Each one zeroes in on something we think we have power over – our personality, our behavior, our beliefs – and then shows us we have no power at all.
Grown-up horror is far from a millennial invention.
“Freaks” was made more than 80 years ago, and it says more about being a despised outsider than any two seasons of “American Horror Story” combined. “The Wolfman,” released in 1941, remains a terrifyingly up-to-date metaphor for substance abuse – and a painful one to watch when you remember the actor playing its hirsute antihero, Lon Chaney Jr., was an alcoholic in real life.
It was always monster as metaphor, and the grim parade only gained marchers as outdated censorship rules fell. What is the original “Night of the Living Dead” truly about except a country torn by tribalism and paranoia? What is really at the darkest heart of “The Exorcist” except conservative male fears about female sexual power (which can only be defeated by men of the Church)?
The willingness to actively challenge horror audiences faded a bit in the `80s, but that new corporate caution was true of every genre. So instead of “The Haunting” we got “Poltergeist,” instead of “The Texas Chain Saw Massacre” we got “Friday the 13th.” Sense was abandoned in favor of sensation, and whether or not horror was de-elevated it was certainly devalued.
But smart horror films, like smart horror fans, have always been with us, and lately, yes, they’re making a comeback – because, like their eldritch ancestors, these fantastical shockers are also talking about real-life worries.
What is the absurdly gory, putridly pretentious “Suspiria” really about? Well, there you got me. (Fear of modern dance?) But “Get Out” tackles issues of ugly racism and faux liberalism; “Hereditary” is very much about the cyclical curse of family dysfunction. “It Follows” slyly touches on sexual disease and viral scandal; “The Babadook” deftly examines the pain of grief, and the stresses of single motherhood.

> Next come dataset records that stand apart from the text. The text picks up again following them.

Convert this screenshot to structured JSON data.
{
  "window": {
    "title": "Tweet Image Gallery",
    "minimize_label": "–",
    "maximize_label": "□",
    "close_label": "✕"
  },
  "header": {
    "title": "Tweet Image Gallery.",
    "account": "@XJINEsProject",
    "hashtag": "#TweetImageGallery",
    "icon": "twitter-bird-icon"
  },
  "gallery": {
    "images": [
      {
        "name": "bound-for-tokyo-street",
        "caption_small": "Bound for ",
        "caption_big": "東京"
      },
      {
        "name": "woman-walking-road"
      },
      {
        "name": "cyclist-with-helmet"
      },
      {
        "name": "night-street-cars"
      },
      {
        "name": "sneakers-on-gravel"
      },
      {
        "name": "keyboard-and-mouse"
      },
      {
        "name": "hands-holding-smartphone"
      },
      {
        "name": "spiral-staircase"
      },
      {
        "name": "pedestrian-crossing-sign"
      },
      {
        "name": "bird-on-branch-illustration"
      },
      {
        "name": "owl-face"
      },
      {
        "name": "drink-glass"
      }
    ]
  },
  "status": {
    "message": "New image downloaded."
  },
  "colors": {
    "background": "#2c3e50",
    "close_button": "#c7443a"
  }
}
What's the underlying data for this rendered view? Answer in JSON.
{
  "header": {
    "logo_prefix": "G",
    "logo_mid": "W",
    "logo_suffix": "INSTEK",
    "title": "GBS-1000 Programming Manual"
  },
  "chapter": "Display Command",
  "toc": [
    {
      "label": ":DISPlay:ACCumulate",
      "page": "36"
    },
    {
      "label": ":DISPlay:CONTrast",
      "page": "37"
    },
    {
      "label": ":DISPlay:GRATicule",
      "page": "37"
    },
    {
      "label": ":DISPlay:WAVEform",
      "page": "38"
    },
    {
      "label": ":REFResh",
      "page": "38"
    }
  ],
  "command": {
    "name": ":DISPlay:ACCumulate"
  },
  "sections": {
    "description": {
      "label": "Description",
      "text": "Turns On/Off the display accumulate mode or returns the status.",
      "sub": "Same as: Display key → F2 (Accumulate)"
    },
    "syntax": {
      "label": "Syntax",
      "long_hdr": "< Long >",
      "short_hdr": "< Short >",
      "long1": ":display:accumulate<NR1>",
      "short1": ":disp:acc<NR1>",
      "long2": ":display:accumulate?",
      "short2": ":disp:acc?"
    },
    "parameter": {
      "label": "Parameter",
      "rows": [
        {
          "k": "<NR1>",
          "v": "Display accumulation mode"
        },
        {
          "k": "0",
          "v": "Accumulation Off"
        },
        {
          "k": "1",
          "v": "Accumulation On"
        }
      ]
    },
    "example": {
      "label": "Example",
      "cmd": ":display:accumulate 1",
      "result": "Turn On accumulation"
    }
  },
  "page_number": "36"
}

And if some grad student isn’t writing right now about “A Quiet Place” as tale of a conservative family’s fear of speaking out, and a defense of traditional gender roles – well, a future one will be. And guaranteed, a counter-interpretation will soon follow. (Is the original “Invasion of the Body Snatchers” a right-wing film about Communist infiltration, or a left-wing film about McCarthy-ite conformity? Discuss amongst yourselves.)
No, horror needs no elevation.
It never has.
It just needs to be met on its own level – where our most cherished beliefs are challenged, and are deepest fears are made real. Where the screams in the night are our own cries of doubt – and the monster in the closet is us.